The Broadcaster process is:

defmodule MyApp.PubSub.Broadcaster do
  @moduledoc """
  Periodically broadcasts (and deletes) any pending PubSub messages.
  """
  use GenServer

  def child_spec(arg) do
    %{
      id: __MODULE__,
      start: {__MODULE__, :start_link, [arg]},
      # When shutting down, ensure we have time to process pending messages
      shutdown: MyApp.fetch_module_config!(__MODULE__, :polling_interval_ms) * 2
    }
  end

  def start_link(opts \\ []) do
    GenServer.start_link(__MODULE__, :ok, opts)
  end

  @impl GenServer
  def init(:ok) do
    # Schedule work to be performed on server start
    schedule_broadcast(0)
    {:ok, %{}}
  end

  @impl GenServer
  def handle_info(:broadcast, state) do
    case MyApp.PubSub.Messages.broadcast() do
      {:ok, [_h | _t]} ->
        # Found messages.
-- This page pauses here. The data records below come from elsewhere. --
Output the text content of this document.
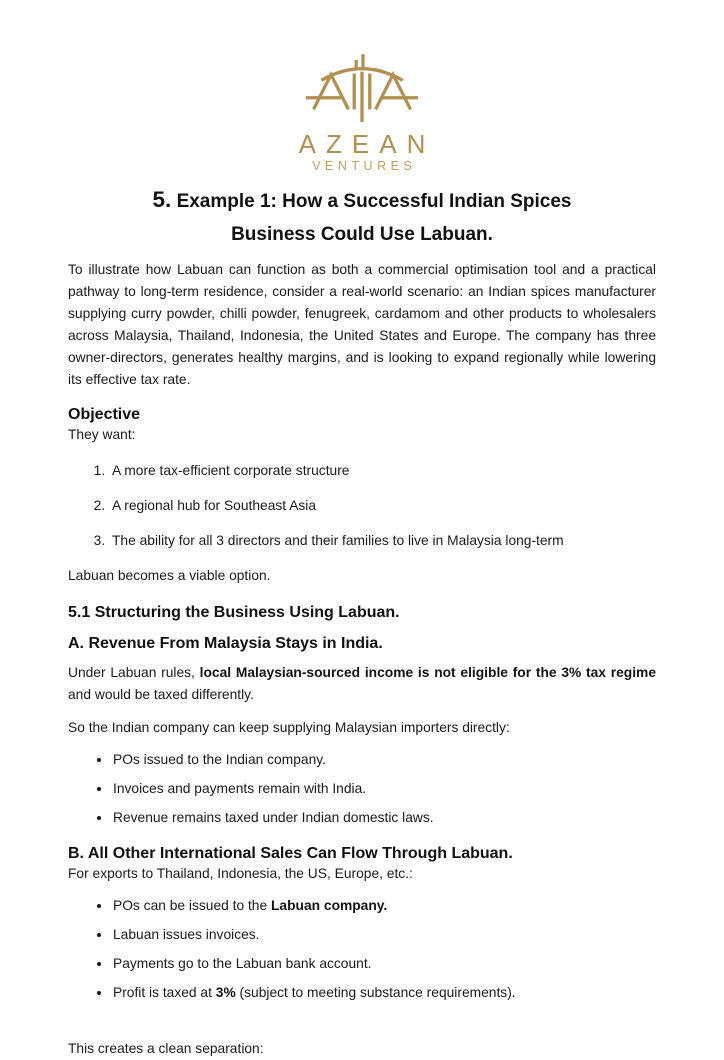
AZEAN
VENTURES
5. Example 1: How a Successful Indian Spices
Business Could Use Labuan.

To illustrate how Labuan can function as both a commercial optimisation tool and a practical pathway to long-term residence, consider a real-world scenario: an Indian spices manufacturer supplying curry powder, chilli powder, fenugreek, cardamom and other products to wholesalers across Malaysia, Thailand, Indonesia, the United States and Europe. The company has three owner-directors, generates healthy margins, and is looking to expand regionally while lowering its effective tax rate.

Objective

They want:

1. A more tax-efficient corporate structure
2. A regional hub for Southeast Asia
3. The ability for all 3 directors and their families to live in Malaysia long-term

Labuan becomes a viable option.

5.1 Structuring the Business Using Labuan.
A. Revenue From Malaysia Stays in India.

Under Labuan rules, local Malaysian-sourced income is not eligible for the 3% tax regime and would be taxed differently.

So the Indian company can keep supplying Malaysian importers directly:

• POs issued to the Indian company.
• Invoices and payments remain with India.
• Revenue remains taxed under Indian domestic laws.
B. All Other International Sales Can Flow Through Labuan.

For exports to Thailand, Indonesia, the US, Europe, etc.:

• POs can be issued to the Labuan company.
• Labuan issues invoices.
• Payments go to the Labuan bank account.
• Profit is taxed at 3% (subject to meeting substance requirements).

This creates a clean separation:
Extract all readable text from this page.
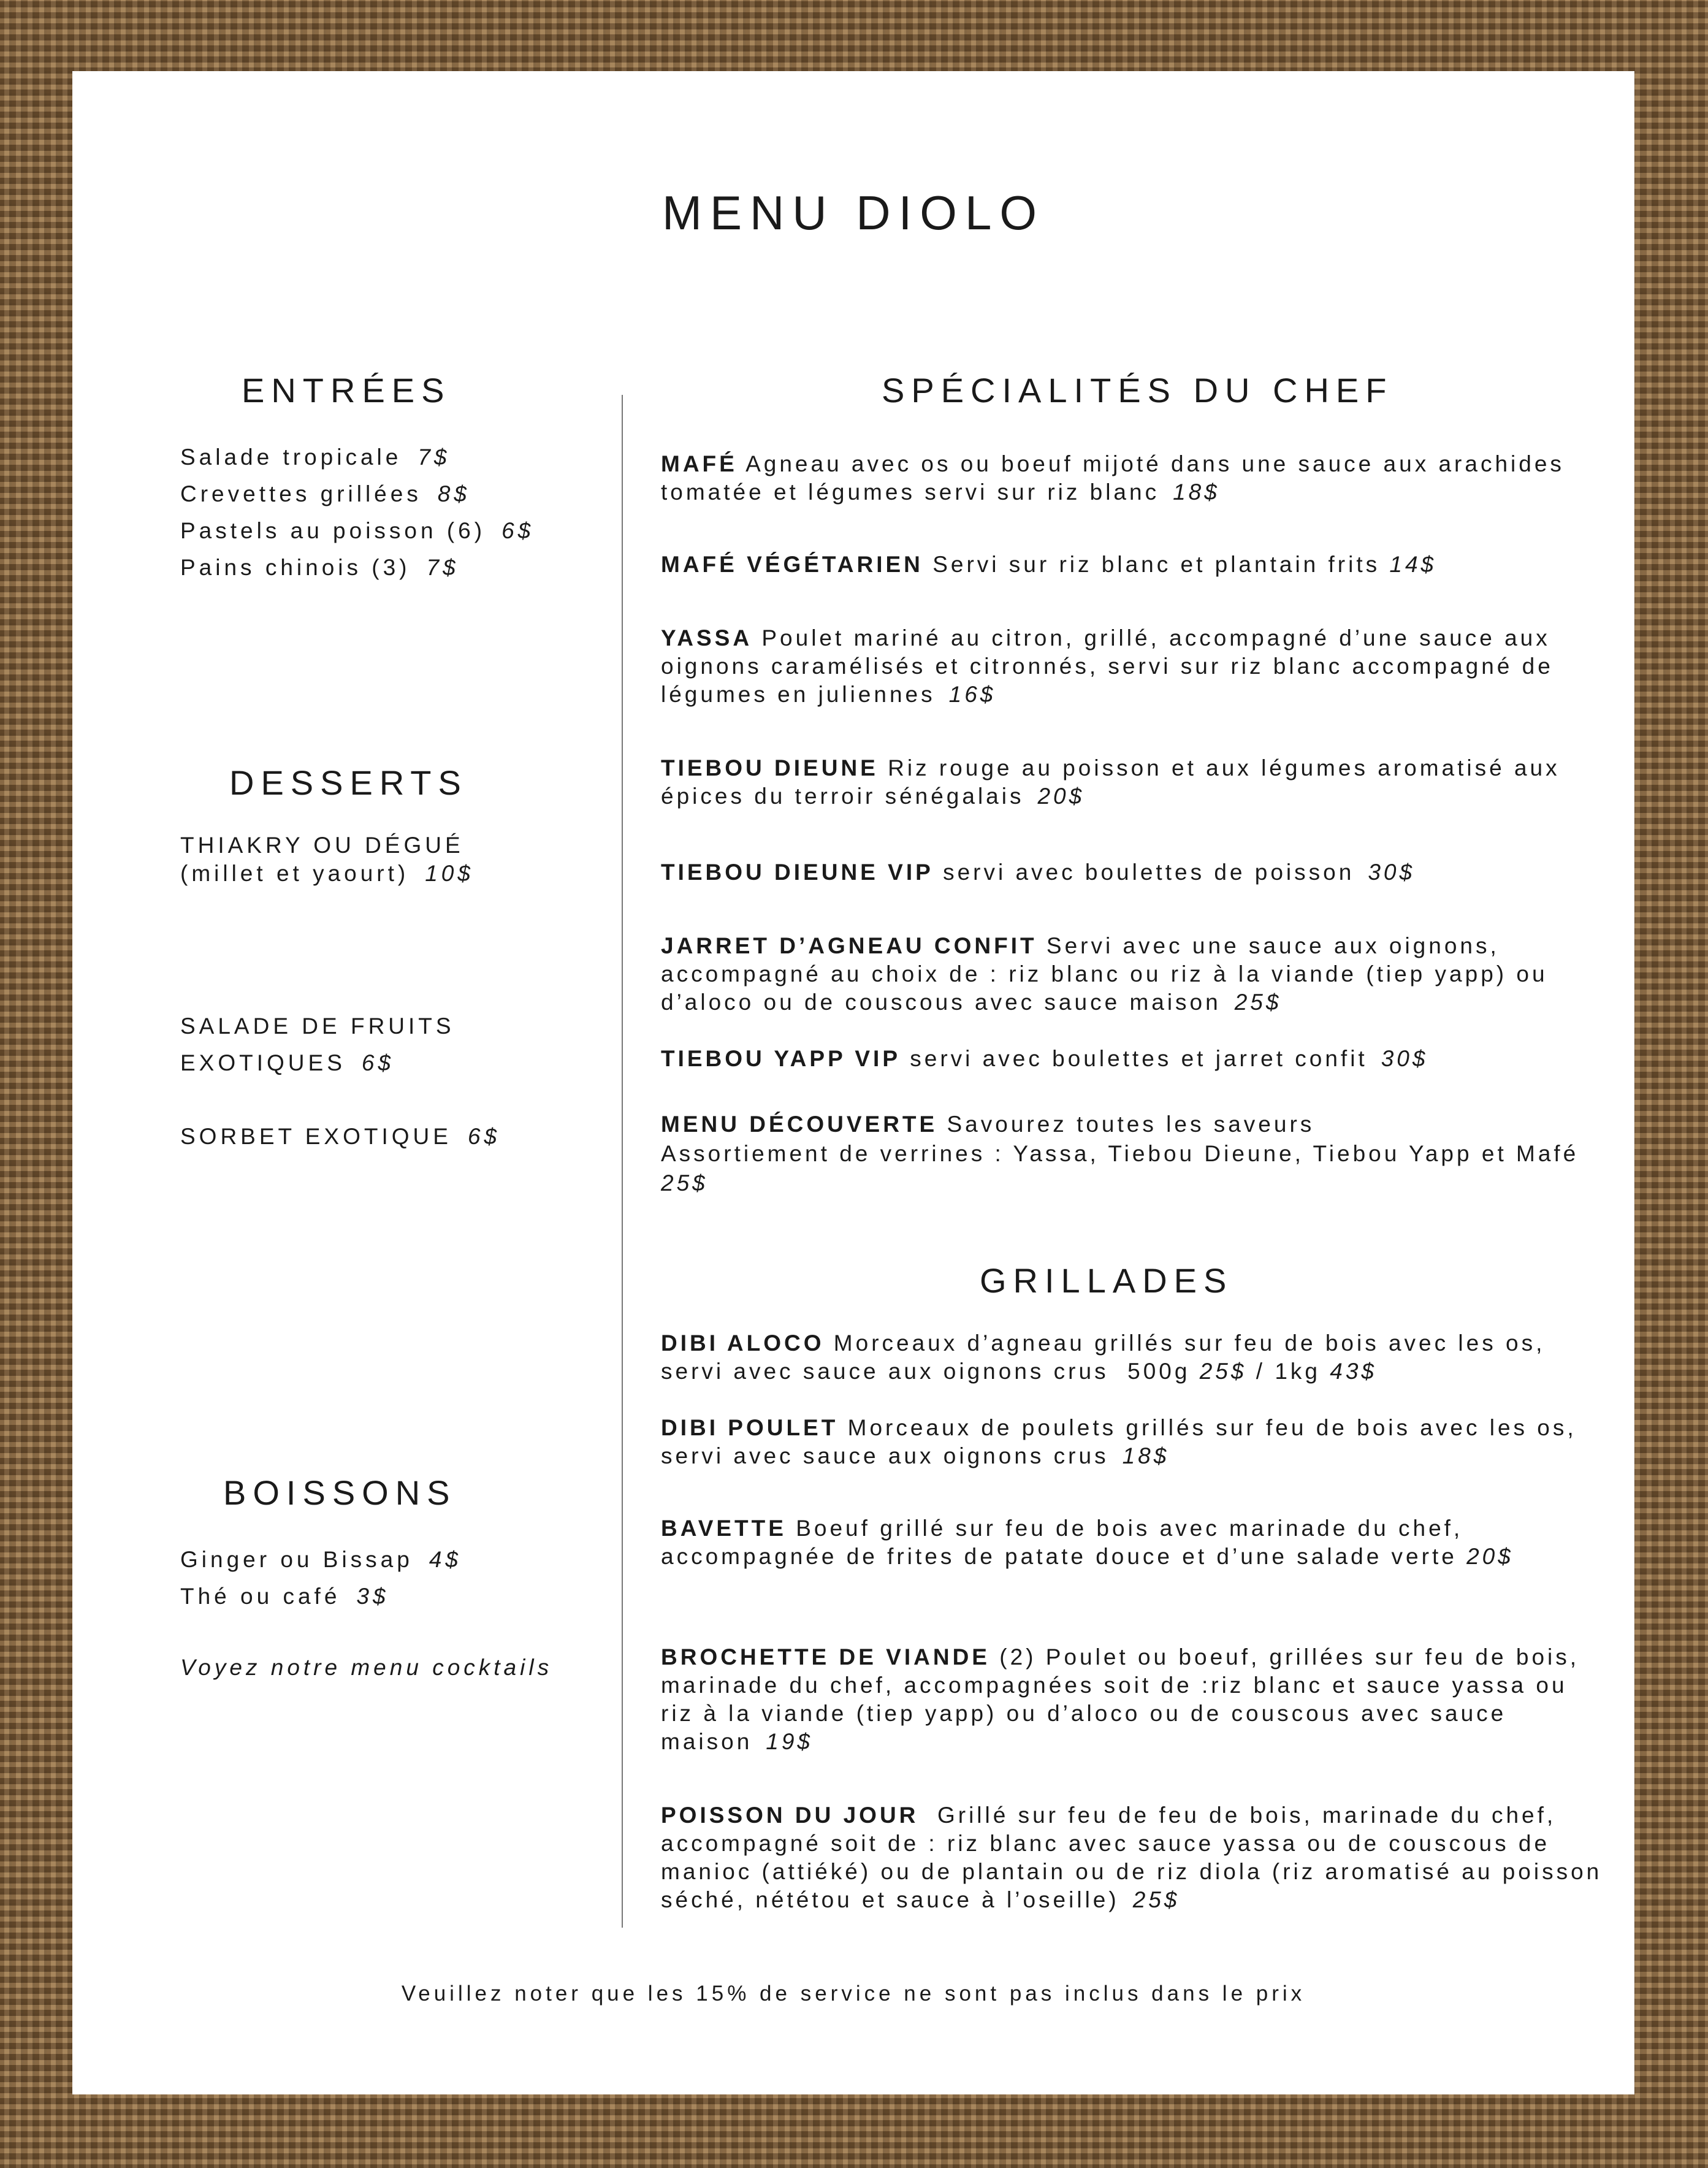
MENU DIOLO
ENTRÉES
Salade tropicale 7$
Crevettes grillées 8$
Pastels au poisson (6) 6$
Pains chinois (3) 7$
DESSERTS
THIAKRY OU DÉGUÉ
(millet et yaourt) 10$
SALADE DE FRUITS
EXOTIQUES 6$
SORBET EXOTIQUE 6$
BOISSONS
Ginger ou Bissap 4$
Thé ou café 3$
Voyez notre menu cocktails
SPÉCIALITÉS DU CHEF
MAFÉ Agneau avec os ou boeuf mijoté dans une sauce aux arachides tomatée et légumes servi sur riz blanc 18$
MAFÉ VÉGÉTARIEN Servi sur riz blanc et plantain frits 14$
YASSA Poulet mariné au citron, grillé, accompagné d’une sauce aux oignons caramélisés et citronnés, servi sur riz blanc accompagné de légumes en juliennes 16$
TIEBOU DIEUNE Riz rouge au poisson et aux légumes aromatisé aux épices du terroir sénégalais 20$
TIEBOU DIEUNE VIP servi avec boulettes de poisson 30$
JARRET D’AGNEAU CONFIT Servi avec une sauce aux oignons, accompagné au choix de : riz blanc ou riz à la viande (tiep yapp) ou d’aloco ou de couscous avec sauce maison 25$
TIEBOU YAPP VIP servi avec boulettes et jarret confit 30$
MENU DÉCOUVERTE Savourez toutes les saveurs
Assortiement de verrines : Yassa, Tiebou Dieune, Tiebou Yapp et Mafé 25$
GRILLADES
DIBI ALOCO Morceaux d’agneau grillés sur feu de bois avec les os, servi avec sauce aux oignons crus 500g 25$ / 1kg 43$
DIBI POULET Morceaux de poulets grillés sur feu de bois avec les os, servi avec sauce aux oignons crus 18$
BAVETTE Boeuf grillé sur feu de bois avec marinade du chef, accompagnée de frites de patate douce et d’une salade verte 20$
BROCHETTE DE VIANDE (2) Poulet ou boeuf, grillées sur feu de bois, marinade du chef, accompagnées soit de :riz blanc et sauce yassa ou riz à la viande (tiep yapp) ou d’aloco ou de couscous avec sauce maison 19$
POISSON DU JOUR Grillé sur feu de feu de bois, marinade du chef, accompagné soit de : riz blanc avec sauce yassa ou de couscous de manioc (attiéké) ou de plantain ou de riz diola (riz aromatisé au poisson séché, nététou et sauce à l’oseille) 25$
Veuillez noter que les 15% de service ne sont pas inclus dans le prix
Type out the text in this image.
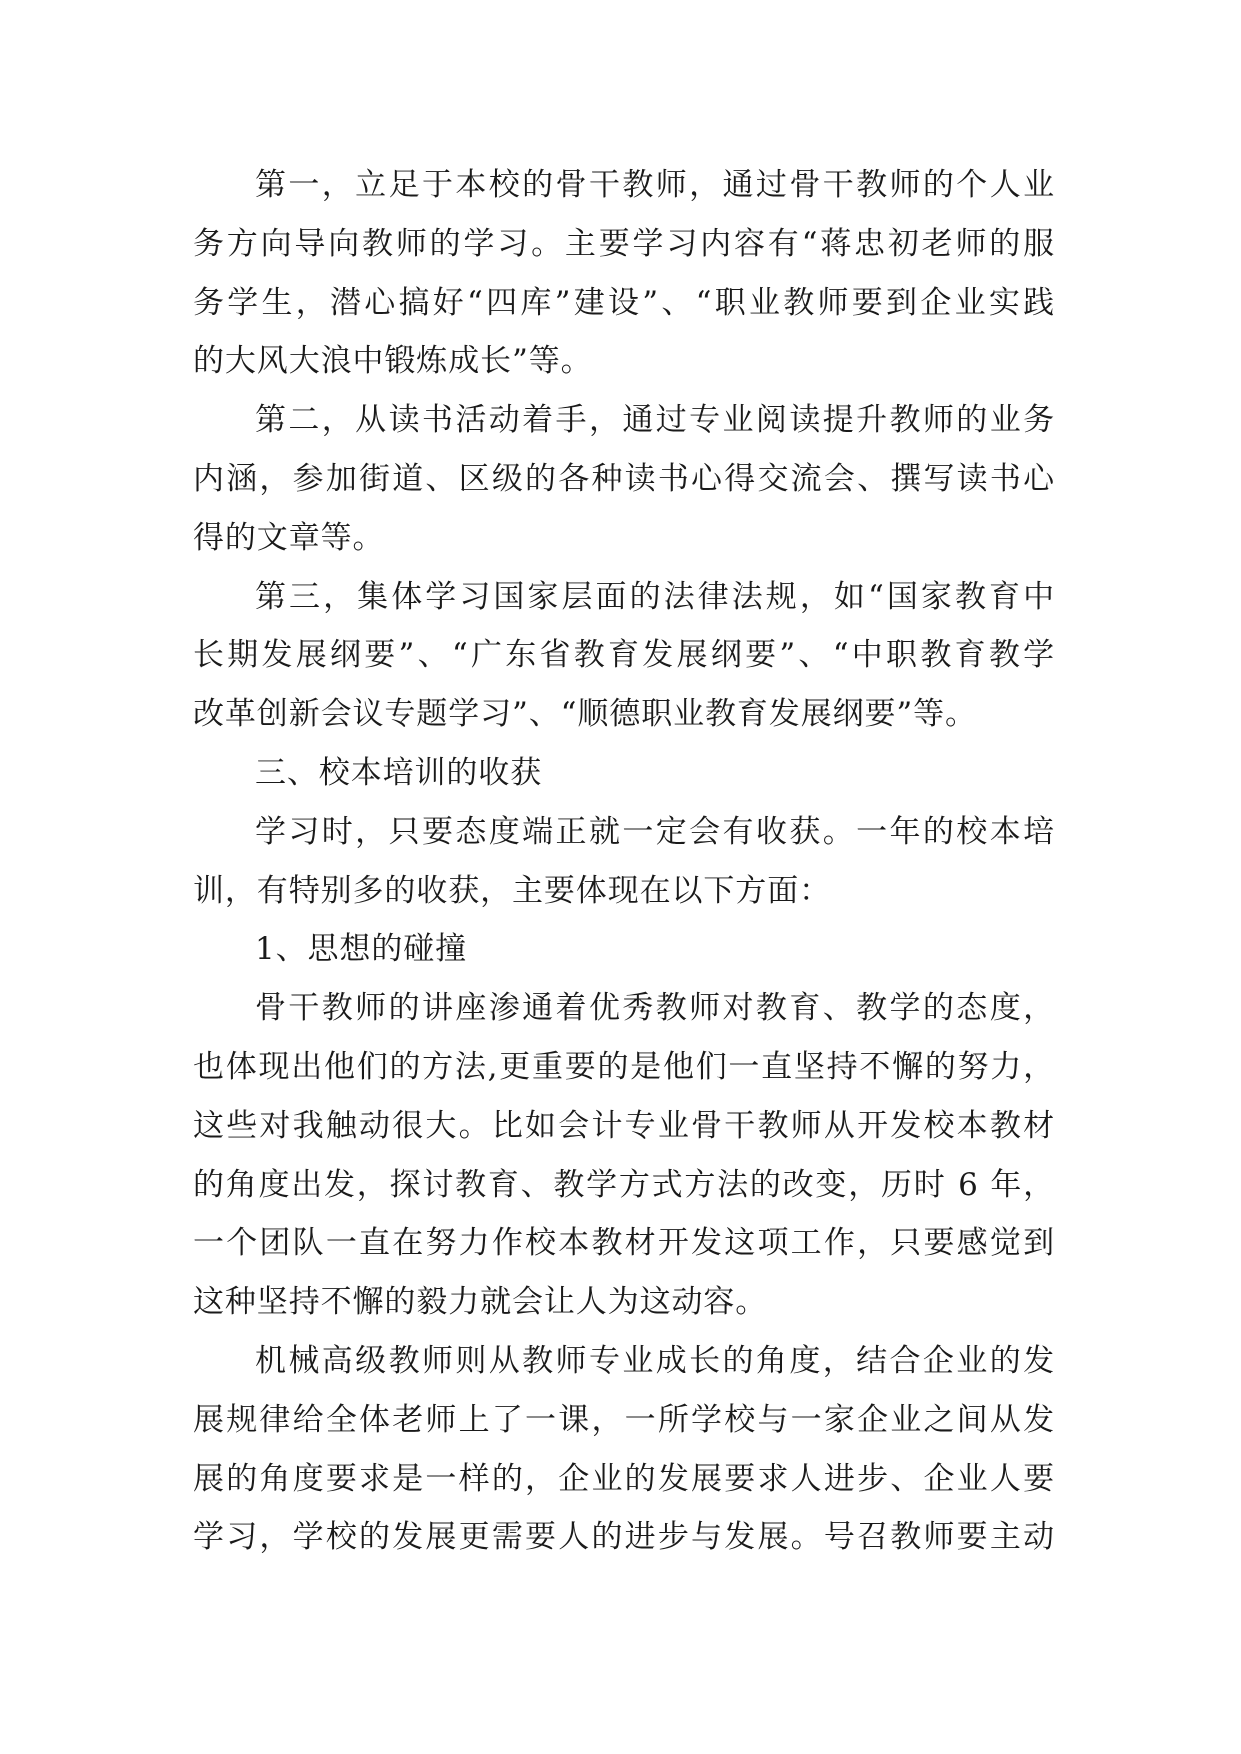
第一，立足于本校的骨干教师，通过骨干教师的个人业
务方向导向教师的学习。主要学习内容有“蒋忠初老师的服
务学生，潜心搞好“四库”建设”、“职业教师要到企业实践
的大风大浪中锻炼成长”等。
第二，从读书活动着手，通过专业阅读提升教师的业务
内涵，参加街道、区级的各种读书心得交流会、撰写读书心
得的文章等。
第三，集体学习国家层面的法律法规，如“国家教育中
长期发展纲要”、“广东省教育发展纲要”、“中职教育教学
改革创新会议专题学习”、“顺德职业教育发展纲要”等。
三、校本培训的收获
学习时，只要态度端正就一定会有收获。一年的校本培
训，有特别多的收获，主要体现在以下方面：
1、思想的碰撞
骨干教师的讲座渗通着优秀教师对教育、教学的态度，
也体现出他们的方法,更重要的是他们一直坚持不懈的努力，
这些对我触动很大。比如会计专业骨干教师从开发校本教材
的角度出发，探讨教育、教学方式方法的改变，历时 6 年，
一个团队一直在努力作校本教材开发这项工作，只要感觉到
这种坚持不懈的毅力就会让人为这动容。
机械高级教师则从教师专业成长的角度，结合企业的发
展规律给全体老师上了一课，一所学校与一家企业之间从发
展的角度要求是一样的，企业的发展要求人进步、企业人要
学习，学校的发展更需要人的进步与发展。号召教师要主动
There may be more, so check again immediately.
        schedule_broadcast(0)

      _ ->
        # Nothing found or another process had the lock
        schedule_broadcast(polling_interval_ms())
    end

    {:noreply, state}
  end

  defp schedule_broadcast(after_ms) do
    Process.send_after(self(), :broadcast, after_ms)
  end

  # More frequent polling means less latency for messages to be broadcast in
  # exchange for more querying of the database.
  # However, given that the pubsub messages table will be constantly pruned and
  # that we query exclusively by an indexed column, these frequent queries
  # should be cheap.
  def polling_interval_ms do
    MyApp.fetch_module_config!(__MODULE__, :polling_interval_ms)
    |> jitter()
  end

  def jitter(interval) do
    # jitter the value by up to 50%
    jitter_amount = round(interval * 0.5)
    jitter = Enum.random(-jitter_amount..jitter_amount)
    interval + jitter
  end
end

That gets started in the supervision tree after Phoenix.PubSub but before the EndPoint, so shutdown is in the reverse order and should send whatever is pending.